Comme si elle changeait de sujet, Lorraine continua. « Même ainsi, as-tu décidé de ce que tu ferais une fois que tu auras cessé de fuir la réalité, Rentt ? Tu as dit que c’était nécessaire pour ton évolution, non ? Dans ce cas, tu finiras par le boire de toute façon. »

« … Je suppose que tu as raison, mais je ne peux m’empêcher d’avoir un peu peur face à cette pensée. Ne penses-tu pas que je ne devrais pas boire ça, Lorraine ? » demandai-je.

« Bien sûr, si tu n’as pas l’intention de le boire, alors cela restera ainsi, » répondit Lorraine sérieusement, sans aucune hésitation. « Ça ne me dérange pas si tu restes immortel pour toujours, Rentt. Tu pourrais continuer à rester ici, répondre à toutes les demandes qui te plaisent et continuer à vivre à Maalt — ce n’est pas exactement une mauvaise perspective. »

« Mais, » poursuivit Lorraine après avoir pris une grande respiration, « tu n’aimes pas ça, Rentt. Ce n’est pas ce que tu veux, même moi, je le sais. Je sais tout de tes rêves. Quoi qu’il en soit, même si tu n’avais aucun talent, et même si cela prenait des années, tu continuerais à aspirer à devenir un aventurier de classe Mithril, non ? Même s’il fallait attraper le tigre métaphorique par la queue et faire des cascades qui défient la mort, tu suivrais ce chemin sans hésitation jusqu’à la fin. En fait, cette hésitation que tu me montres n’est-elle pas simplement un acte d’inquiétude ? C’est le genre d’homme que tu es, Rentt Faina. Ai-je tort ? Si c’est le cas, je te soutiendrai comme je peux. Hah! Si c’est le cas, je ramasserai tes os, je les enterrerai dans une vraie tombe, et je viendrai même te voir tous les jours… Jusqu’à ma mort, je veillerai à ce que ta tombe ne soit pas oubliée. Je pleurerais aussi fort que possible à tes funérailles — mais hélas, c’est à peu près tout ce que je peux faire pour toi, Rentt… »

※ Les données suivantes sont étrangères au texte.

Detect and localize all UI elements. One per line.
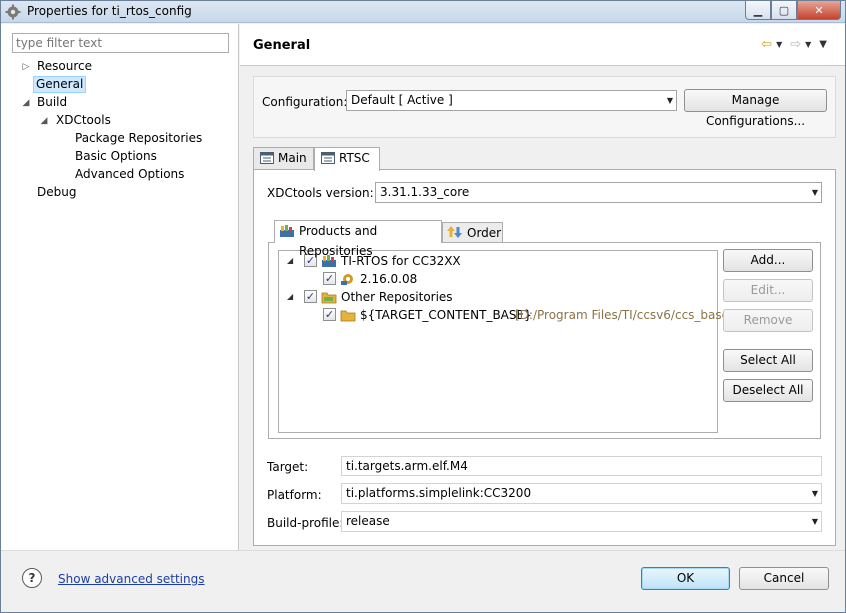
eclipse-gear-icon (5, 4, 21, 20)
select-all-button[interactable]: Select All (723, 349, 813, 372)
deselect-all-button[interactable]: Deselect All (723, 379, 813, 402)
filter-input[interactable] (12, 33, 229, 53)
order-icon (447, 226, 462, 238)
build-profile-value: release (346, 514, 390, 528)
tab-products-and-repositories[interactable]: Products and Repositories (274, 220, 442, 258)
page-header: General ⇦ ▼ ⇨ ▼ ▼ (240, 24, 845, 66)
maximize-button[interactable]: ▢ (771, 1, 797, 20)
dialog-footer: ? Show advanced settings OK Cancel (1, 550, 845, 612)
folder-icon (340, 310, 356, 322)
close-button[interactable]: ✕ (797, 1, 841, 20)
repo-path: [D:/Program Files/TI/ccsv6/ccs_base] (515, 308, 734, 322)
chevron-down-icon: ▼ (811, 517, 818, 526)
folder-icon (321, 292, 337, 304)
checkbox-checked-icon[interactable]: ✓ (304, 290, 317, 303)
edit-button[interactable]: Edit... (723, 279, 813, 302)
repositories-tree[interactable]: ◢ ✓ TI-RTOS for CC32XX ✓ (278, 250, 734, 433)
window-title: Properties for ti_rtos_config (27, 4, 192, 18)
forward-arrow-icon[interactable]: ⇨ (790, 37, 801, 52)
configuration-select[interactable]: Default [ Active ] ▼ (346, 90, 677, 111)
tab-rtsc[interactable]: RTSC (314, 147, 380, 171)
xdctools-version-label: XDCtools version: (267, 186, 374, 200)
forward-dropdown-icon[interactable]: ▼ (805, 40, 811, 49)
manage-configurations-button[interactable]: Manage Configurations... (684, 89, 827, 128)
close-icon: ✕ (814, 3, 824, 17)
tree-item-label: Package Repositories (75, 131, 203, 145)
back-arrow-icon[interactable]: ⇦ (761, 37, 772, 52)
collapse-icon[interactable]: ◢ (287, 252, 293, 270)
build-profile-select[interactable]: release ▼ (341, 511, 822, 532)
cancel-button[interactable]: Cancel (739, 567, 829, 590)
gear-icon (341, 274, 353, 285)
tab-main-label: Main (278, 151, 307, 165)
expand-icon[interactable]: ▷ (21, 62, 31, 72)
xdctools-version-select[interactable]: 3.31.1.33_core ▼ (375, 182, 822, 203)
repo-label: ${TARGET_CONTENT_BASE} (360, 308, 532, 322)
products-repositories-panel: ◢ ✓ TI-RTOS for CC32XX ✓ (268, 242, 821, 439)
configuration-label: Configuration: (262, 95, 348, 109)
rtsc-tab-panel: XDCtools version: 3.31.1.33_core ▼ Produ… (253, 169, 836, 546)
checkbox-checked-icon[interactable]: ✓ (323, 272, 336, 285)
tree-item-label: Resource (37, 59, 93, 73)
platform-select[interactable]: ti.platforms.simplelink:CC3200 ▼ (341, 483, 822, 504)
properties-window: Properties for ti_rtos_config ▁ ▢ ✕ ▷ Re… (0, 0, 846, 613)
tab-rtsc-label: RTSC (339, 151, 370, 165)
tab-products-label: Products and Repositories (299, 224, 378, 258)
ok-button[interactable]: OK (641, 567, 730, 590)
remove-button[interactable]: Remove (723, 309, 813, 332)
tree-item-label: XDCtools (56, 113, 111, 127)
configuration-group: Configuration: Default [ Active ] ▼ Mana… (253, 76, 836, 138)
tree-item-label: General (33, 76, 87, 93)
collapse-icon[interactable]: ◢ (287, 288, 293, 306)
build-profile-label: Build-profile: (267, 516, 344, 530)
title-bar[interactable]: Properties for ti_rtos_config ▁ ▢ ✕ (1, 1, 845, 23)
minimize-icon: ▁ (753, 3, 763, 17)
collapse-icon[interactable]: ◢ (39, 116, 49, 126)
tree-item-label: Basic Options (75, 149, 157, 163)
repo-label: 2.16.0.08 (360, 272, 418, 286)
tab-order-label: Order (467, 226, 502, 240)
tab-order[interactable]: Order (442, 222, 503, 242)
platform-label: Platform: (267, 488, 322, 502)
show-advanced-settings-link[interactable]: Show advanced settings (58, 572, 205, 586)
window-controls: ▁ ▢ ✕ (745, 1, 841, 21)
checkbox-checked-icon[interactable]: ✓ (323, 308, 336, 321)
back-dropdown-icon[interactable]: ▼ (776, 40, 782, 49)
tree-item-label: Debug (37, 185, 77, 199)
collapse-icon[interactable]: ◢ (21, 98, 31, 108)
minimize-button[interactable]: ▁ (745, 1, 771, 20)
tree-item-label: Advanced Options (75, 167, 185, 181)
target-label: Target: (267, 460, 309, 474)
add-button[interactable]: Add... (723, 249, 813, 272)
property-page-icon (321, 152, 335, 164)
repo-label: Other Repositories (341, 290, 453, 304)
property-page-icon (260, 152, 274, 164)
chevron-down-icon: ▼ (811, 188, 818, 197)
chevron-down-icon: ▼ (811, 489, 818, 498)
maximize-icon: ▢ (778, 3, 790, 17)
page-title: General (253, 38, 311, 53)
tab-main[interactable]: Main (253, 147, 314, 170)
chevron-down-icon: ▼ (666, 96, 673, 105)
target-field[interactable]: ti.targets.arm.elf.M4 (341, 456, 822, 476)
view-menu-icon[interactable]: ▼ (819, 39, 827, 50)
xdctools-version-value: 3.31.1.33_core (380, 185, 470, 199)
configuration-value: Default [ Active ] (351, 93, 453, 107)
property-tree-panel: ▷ Resource General ◢ Build ◢ XDCtools Pa… (1, 24, 239, 550)
package-icon (280, 225, 294, 237)
tree-item-label: Build (37, 95, 68, 109)
help-icon[interactable]: ? (22, 568, 42, 588)
platform-value: ti.platforms.simplelink:CC3200 (346, 486, 532, 500)
history-navigation: ⇦ ▼ ⇨ ▼ ▼ (761, 37, 831, 52)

Comme je m’y attendais de Lorraine, elle m’avait vraiment compris.

C’était vrai : même si j’avais l’air d’hésiter un peu, ce n’était qu’un numéro. J’avais déjà pris ma décision il y a longtemps. Si boire ça faisait de moi un invalide, ou me tuait une seconde fois, ce serait ça. Si je ne le buvais pas, je ne pourrais jamais faire ce pas en avant, et ma vie ne serait qu’une parodie de vie — un homme mort qui marche, pour ainsi dire.

Au sens figuré, bien sûr…

Le fait que j’étais littéralement un homme mort qui marchait n’avait pas échappé à mon attention, mais, pour l’instant, j’avais choisi de laisser cette pensée me mentir. Mais quand bien même… si un tel incident se produisait, Lorraine aurait certainement bien du mal à y faire face.

« Je m’excuse si je bois ça et que je finis par faire quelque chose d’étrange, tu devrais conjurer tes sorts et me brûler jusqu’à ce que je sois croustillant, » déclarai-je.

« J’espère qu’on n’en arrivera pas là…, » murmura Lorraine, sa réponse sonnant presque comme une prière.

J’avais hoché la tête à Lorraine, prenant finalement la fiole de cristal dans mes mains. Pendant un moment, j’avais regardé dans les yeux de Lorraine, qui semblaient déjà maintenant remplis de malaise, et peut-être d’une légère pointe de peur.

J’avais tordu le bouton du flacon, je l’avais soulevé jusqu’à mes lèvres et j’avais fait basculer son contenu dans ma gorge.